With the years-long CBP Alpha 10 done I finally had some spare time/energy and so sat down to revisit MechCommander 1, something I haven’t played since I was a kid (and very, very bad at it). After first playing through much of the original campaign in my revisit, I noticed that even though all of the light mechs (except for the expansion-only Stiletto) claim to share the same 27 m/s movement speed, Ullers and Commandos always outrun Firestarters, Cougars, and Ravens – even if controlling for possible acceleration differences. I wanted answers, and every source I’ve been able to find parrots the same 27 m/s figure with no note about “btw the in-game value is wrong” or anything, so I tried (and spoiler: failed) to figure it out myself.

Although this is my first time with MC1/MCG modding, at this point the modding tools for it seem to be pretty good for a game this old, and one modder has made it their mission to collate most of what everyone else has been doing in one place alongside their own MCG modding work (thanks RizZen and other modders!). Using these tools to look through extracted game data files, there’s an entry for the Commando(s) in OBJECT2.PAK, and it lists values for maxAccel (3.0) and maxVelocity (40.0). Unfortunately these don’t seem to be what we’re after, because every mech in this set of files shares these same maxAccel and maxVelocity values.

Snooping around a little more, in MISSION.FST there’s some more (extracted) files that have a bunch of stats for individual mech variants. These files don’t seem to answer our question either, as the MaxRunSpeed here is the same as the value shown in-game (27) for both the actually-faster-than-27 mechs (Commandos/Ullers) and the actually-27 mechs (Firestarters/Ravens/Cougars). Unfortunately the available modding documentation doesn’t seem to have a clear answer as to what other file(s) the observed speed value might be coming from. There also aren’t that many files in the game pre-extraction, so there aren’t that many places it could be coming from in the data files.

I briefly poked around the game exe in a hex editor — because hey, you never know what you’ll find until you look — and noticed what looked like some debugging symbols, so I took a look at it in Ghidra and oho, this looks like it would be a very viable full decompilation / reverse engineering project for somebody to pick up (please not me), because yes indeed those are (limited) embedded debugging symbols of some kind. We’re missing some valuable stuff like data structure layouts,1 but we do seem to have namespaces and function names, which is already a lot better than nothing.
Searching said function names and looking through the hits for “speed” and “velocity” doesn’t yield an immediately obvious answer – I don’t see clear evidence that those functions have e.g., a hardcoded override for these two mechs.
I checked out some of the init / similar functions for mechs and similarly didn’t see an obvious answer, though that would be another avenue for tracing-in-a-debugger-to-help-understand-things.

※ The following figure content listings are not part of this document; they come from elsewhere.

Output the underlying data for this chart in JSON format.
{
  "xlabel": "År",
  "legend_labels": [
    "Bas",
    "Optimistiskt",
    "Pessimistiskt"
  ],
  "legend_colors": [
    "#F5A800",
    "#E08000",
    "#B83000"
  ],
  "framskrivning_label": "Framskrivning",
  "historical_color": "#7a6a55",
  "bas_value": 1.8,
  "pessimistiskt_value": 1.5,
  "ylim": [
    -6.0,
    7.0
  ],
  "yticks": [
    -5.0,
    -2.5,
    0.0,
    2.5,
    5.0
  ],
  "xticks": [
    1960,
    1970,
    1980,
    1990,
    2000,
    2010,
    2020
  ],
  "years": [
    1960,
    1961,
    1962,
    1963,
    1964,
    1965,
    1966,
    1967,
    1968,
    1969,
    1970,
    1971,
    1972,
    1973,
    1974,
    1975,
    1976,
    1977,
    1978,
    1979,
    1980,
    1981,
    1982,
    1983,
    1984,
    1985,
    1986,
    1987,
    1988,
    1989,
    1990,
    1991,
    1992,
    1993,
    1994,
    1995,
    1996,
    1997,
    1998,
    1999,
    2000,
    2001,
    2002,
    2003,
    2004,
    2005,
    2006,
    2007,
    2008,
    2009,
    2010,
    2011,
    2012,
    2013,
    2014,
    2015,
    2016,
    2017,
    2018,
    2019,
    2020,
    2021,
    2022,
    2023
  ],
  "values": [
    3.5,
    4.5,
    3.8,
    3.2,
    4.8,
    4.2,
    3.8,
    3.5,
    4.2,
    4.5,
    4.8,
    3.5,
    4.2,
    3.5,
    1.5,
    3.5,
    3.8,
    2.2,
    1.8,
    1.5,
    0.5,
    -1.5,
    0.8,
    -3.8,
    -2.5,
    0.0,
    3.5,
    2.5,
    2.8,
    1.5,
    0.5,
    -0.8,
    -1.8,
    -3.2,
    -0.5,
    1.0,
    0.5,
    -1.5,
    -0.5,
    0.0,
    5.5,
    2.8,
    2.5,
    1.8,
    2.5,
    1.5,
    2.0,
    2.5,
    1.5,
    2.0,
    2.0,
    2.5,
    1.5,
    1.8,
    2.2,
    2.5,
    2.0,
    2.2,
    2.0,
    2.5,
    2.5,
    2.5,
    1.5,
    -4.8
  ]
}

It should be possible to run all of these functions through a debugger and read values in memory and see if the speed values which they handle are what we’re looking for buuuut having reached this point, knowing that this step wasn’t going to definitely give me a definitive answer, and being very exhausted from sleeping Very Badly™, I decided to leave it for somebody else2 to figure out instead.
There is one other low-hanging fruit that I haven’t checked. Although I think it’s unlikely, it’s possible that this movement speed difference is coming from either Desperate Measures (the MC1 expansion that comes packed with MCG), or the specific re-pack that RizZen is distributing on ModDB. It wouldn’t be hard to check out both explanations, but I would also be pretty surprised if either of these were the cause of the problem.
Interestingly the official BattleTech stats for the mechs in question has them all at (more or less) the same speed too: ~97 km/h — except for the Cougar at 86 km/h — so this isn’t a nod to lore accuracy either.
So the mystery remains unsolved – if you’re reading this and have been able to figure out why the Commando and Uller move faster than they seem like they’re supposed to, please let me (and the rest of the world) know!